I am grateful to this reader for her remarks, however depressing. It sounds like she did the very best she could — better than many of us could have done — and still, as she put it, she “was defeated.”
I have always said that there are no foolproof solutions, and that the Benedict Option is at best a strategy that can improve the odds that our kids will hold on to the faith. But anybody who thinks that they’ve got the Plan is at risk of being humbled by reality. One of my oldest friends has a family I have always regarded as just about ideal in terms of Christian family life. Their kids are all grown now. Two are very faithful members of the church. The third left Christianity behind.
There are no guarantees. If you read The Benedict Option looking for the perfect solution, the 10-point plan that will keep your family Christian, you’re not going to find it. That’s because it doesn’t exist. I’d probably sell you more books if I said it did exist, and that I had found the recipe for the secret sauce, but that would be a lie, and it would be giving you false hope. There are things that we can do to make ourselves and our communities more resilient — and I talk about them in the book — but unless you are willing to go full-on Amish (which is a possibility!), there is no escape from modernity. Read what Alan Jacobs said about the Ben Op in 2016, to its critics among Christians.
Reader Ryan commented on that earlier post:
You are definitely correct in thinking that Christians shouldn’t place their hopes for a religious resurgence in Gen Z. I do university ministry at an Ivy League school and the numbers there are pretty sobering. Only 31% of students identify as Christian – less than half the national average of 65%. Now, there are admittedly some demographic quirks (my school has a very large Jewish population and a large number of international students who come from majority non- Christian countries). But still, those numbers point to something.
Also, these numbers don’t reflect the fact that even those who identify as Christians (or regularly attend services) don’t hold traditional Christian views on a gamut of issues – e.g. sexual ethics, the nature of salvation, the reality of hell, etc. The Christian label hides a lot of fragmentation and diversity underneath.

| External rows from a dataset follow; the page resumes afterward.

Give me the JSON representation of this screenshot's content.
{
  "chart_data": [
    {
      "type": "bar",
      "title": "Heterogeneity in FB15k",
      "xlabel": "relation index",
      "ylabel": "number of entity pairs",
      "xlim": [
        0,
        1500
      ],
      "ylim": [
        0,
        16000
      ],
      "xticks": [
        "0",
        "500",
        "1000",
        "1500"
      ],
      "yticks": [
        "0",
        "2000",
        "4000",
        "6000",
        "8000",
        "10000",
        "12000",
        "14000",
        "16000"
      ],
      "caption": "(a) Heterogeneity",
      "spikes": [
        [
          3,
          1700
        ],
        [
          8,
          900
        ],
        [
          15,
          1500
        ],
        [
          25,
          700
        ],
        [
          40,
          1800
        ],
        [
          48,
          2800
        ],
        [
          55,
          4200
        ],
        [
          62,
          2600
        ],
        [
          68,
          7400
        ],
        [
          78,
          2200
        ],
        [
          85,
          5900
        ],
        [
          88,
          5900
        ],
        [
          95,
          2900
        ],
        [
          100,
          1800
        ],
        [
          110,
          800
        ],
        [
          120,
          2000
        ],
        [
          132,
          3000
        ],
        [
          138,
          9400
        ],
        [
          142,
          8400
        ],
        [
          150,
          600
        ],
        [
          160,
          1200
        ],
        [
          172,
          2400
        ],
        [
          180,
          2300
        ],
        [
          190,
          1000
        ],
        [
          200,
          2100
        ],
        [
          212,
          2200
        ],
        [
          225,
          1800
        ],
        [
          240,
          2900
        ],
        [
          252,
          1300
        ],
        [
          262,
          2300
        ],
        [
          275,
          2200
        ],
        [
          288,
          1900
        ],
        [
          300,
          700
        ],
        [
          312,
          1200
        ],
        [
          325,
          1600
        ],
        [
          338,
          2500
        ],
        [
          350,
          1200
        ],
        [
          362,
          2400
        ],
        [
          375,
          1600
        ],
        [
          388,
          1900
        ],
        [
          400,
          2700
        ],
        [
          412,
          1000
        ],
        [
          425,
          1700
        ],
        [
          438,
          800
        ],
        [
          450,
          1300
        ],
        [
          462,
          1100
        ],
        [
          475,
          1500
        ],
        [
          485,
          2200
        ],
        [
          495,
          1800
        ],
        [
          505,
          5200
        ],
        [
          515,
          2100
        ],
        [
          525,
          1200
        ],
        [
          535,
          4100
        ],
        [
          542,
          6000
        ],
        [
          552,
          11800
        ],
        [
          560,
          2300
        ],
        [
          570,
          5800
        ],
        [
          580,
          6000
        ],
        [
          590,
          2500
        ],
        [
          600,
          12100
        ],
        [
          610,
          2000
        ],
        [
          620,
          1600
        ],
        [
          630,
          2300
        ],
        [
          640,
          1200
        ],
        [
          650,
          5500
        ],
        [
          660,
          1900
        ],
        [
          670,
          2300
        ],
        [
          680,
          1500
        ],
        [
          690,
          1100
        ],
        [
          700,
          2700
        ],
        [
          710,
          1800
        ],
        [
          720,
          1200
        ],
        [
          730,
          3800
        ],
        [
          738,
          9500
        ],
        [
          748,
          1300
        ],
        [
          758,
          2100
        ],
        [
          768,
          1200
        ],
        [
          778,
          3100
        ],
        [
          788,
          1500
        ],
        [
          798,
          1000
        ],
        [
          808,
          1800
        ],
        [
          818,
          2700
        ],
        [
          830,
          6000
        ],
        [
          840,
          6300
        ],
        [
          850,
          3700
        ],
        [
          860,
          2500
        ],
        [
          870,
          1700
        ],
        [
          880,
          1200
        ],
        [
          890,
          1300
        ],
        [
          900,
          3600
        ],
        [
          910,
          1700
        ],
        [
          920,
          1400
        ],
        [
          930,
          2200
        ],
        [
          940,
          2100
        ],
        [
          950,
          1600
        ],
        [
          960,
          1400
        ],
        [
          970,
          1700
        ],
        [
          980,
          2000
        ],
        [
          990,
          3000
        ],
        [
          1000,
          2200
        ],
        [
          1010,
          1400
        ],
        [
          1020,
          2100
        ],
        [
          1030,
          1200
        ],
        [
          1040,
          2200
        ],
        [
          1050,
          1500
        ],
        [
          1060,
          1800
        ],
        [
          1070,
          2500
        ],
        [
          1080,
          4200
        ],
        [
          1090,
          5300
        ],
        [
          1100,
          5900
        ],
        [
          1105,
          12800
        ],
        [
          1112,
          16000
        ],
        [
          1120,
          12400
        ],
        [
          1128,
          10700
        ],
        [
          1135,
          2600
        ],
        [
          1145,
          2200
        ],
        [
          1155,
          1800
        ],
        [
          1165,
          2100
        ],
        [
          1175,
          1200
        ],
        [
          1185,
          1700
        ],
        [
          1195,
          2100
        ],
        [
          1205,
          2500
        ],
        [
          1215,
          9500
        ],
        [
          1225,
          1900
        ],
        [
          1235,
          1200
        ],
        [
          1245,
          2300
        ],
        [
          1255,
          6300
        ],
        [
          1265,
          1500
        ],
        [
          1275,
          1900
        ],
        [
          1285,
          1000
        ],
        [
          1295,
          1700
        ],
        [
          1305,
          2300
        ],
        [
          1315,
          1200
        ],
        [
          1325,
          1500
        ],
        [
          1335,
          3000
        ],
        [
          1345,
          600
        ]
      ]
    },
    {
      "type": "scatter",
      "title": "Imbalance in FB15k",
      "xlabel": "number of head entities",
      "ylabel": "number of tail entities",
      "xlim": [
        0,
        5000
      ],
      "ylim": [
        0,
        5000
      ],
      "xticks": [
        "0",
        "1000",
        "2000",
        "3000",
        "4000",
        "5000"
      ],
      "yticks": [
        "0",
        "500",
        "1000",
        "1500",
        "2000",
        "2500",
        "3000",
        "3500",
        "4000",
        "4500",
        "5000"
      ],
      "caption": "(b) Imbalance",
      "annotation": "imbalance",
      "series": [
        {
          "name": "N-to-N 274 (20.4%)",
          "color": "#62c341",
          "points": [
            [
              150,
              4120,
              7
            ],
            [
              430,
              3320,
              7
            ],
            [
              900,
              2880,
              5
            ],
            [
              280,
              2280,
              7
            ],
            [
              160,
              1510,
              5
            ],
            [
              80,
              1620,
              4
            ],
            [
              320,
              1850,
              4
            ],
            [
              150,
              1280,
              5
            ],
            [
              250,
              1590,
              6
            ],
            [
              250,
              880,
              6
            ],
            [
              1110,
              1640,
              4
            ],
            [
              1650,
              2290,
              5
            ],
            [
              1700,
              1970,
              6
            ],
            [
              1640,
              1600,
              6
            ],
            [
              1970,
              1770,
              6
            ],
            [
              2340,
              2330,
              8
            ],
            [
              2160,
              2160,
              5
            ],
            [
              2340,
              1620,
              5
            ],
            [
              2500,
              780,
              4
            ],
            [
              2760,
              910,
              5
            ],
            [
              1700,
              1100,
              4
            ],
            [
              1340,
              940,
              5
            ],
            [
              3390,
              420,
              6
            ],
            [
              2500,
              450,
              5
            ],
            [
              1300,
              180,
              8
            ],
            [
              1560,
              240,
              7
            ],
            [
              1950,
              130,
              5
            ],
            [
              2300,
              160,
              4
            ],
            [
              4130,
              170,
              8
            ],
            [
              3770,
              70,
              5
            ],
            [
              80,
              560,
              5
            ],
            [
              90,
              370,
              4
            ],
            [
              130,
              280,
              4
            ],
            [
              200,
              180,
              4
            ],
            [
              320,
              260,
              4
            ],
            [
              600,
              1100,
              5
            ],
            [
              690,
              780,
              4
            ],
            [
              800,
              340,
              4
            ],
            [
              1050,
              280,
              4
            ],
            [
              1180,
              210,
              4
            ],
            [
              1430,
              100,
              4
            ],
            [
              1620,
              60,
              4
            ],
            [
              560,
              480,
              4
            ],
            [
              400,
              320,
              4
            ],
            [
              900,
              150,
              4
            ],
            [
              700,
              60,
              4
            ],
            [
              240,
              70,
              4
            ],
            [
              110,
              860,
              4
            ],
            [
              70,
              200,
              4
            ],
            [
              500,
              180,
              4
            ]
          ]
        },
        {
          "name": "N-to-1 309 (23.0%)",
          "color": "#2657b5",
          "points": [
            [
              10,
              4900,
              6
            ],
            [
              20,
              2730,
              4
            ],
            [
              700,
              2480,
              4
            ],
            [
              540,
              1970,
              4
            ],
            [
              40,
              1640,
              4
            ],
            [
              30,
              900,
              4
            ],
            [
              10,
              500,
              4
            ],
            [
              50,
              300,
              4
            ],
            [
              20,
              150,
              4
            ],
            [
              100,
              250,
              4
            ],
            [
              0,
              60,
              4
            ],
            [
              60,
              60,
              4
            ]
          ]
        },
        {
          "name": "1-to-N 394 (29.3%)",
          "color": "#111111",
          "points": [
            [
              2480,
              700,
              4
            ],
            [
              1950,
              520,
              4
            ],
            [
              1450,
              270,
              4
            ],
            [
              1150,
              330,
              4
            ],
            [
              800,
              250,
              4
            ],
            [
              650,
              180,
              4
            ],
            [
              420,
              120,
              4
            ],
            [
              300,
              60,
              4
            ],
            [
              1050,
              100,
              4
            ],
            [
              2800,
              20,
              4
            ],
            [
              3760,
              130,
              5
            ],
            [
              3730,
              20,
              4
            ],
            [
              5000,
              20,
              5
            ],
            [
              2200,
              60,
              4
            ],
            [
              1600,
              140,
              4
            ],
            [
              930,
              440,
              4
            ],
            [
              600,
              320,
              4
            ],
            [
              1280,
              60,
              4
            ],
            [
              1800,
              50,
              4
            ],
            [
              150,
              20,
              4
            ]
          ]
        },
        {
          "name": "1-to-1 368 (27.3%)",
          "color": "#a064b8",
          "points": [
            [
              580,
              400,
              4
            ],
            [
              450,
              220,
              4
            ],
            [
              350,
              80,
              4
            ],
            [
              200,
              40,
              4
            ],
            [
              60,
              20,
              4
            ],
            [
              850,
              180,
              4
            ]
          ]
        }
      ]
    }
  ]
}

And in a very different context from mine in the Northeast, there is a similar syncretism that occurs between orthodox Christianity and the prosperity gospel. Before working in university ministry, I worked at a medium-sized church in a small town in the Midwest. People expected Christianity to be a Joel Osteen/Oprah Winfrey “inspirational” experience. The picture in “orthodox” Evangelical churches is even depressing, since commitment to Trump/nationalism basically blurs together with evangelical faith.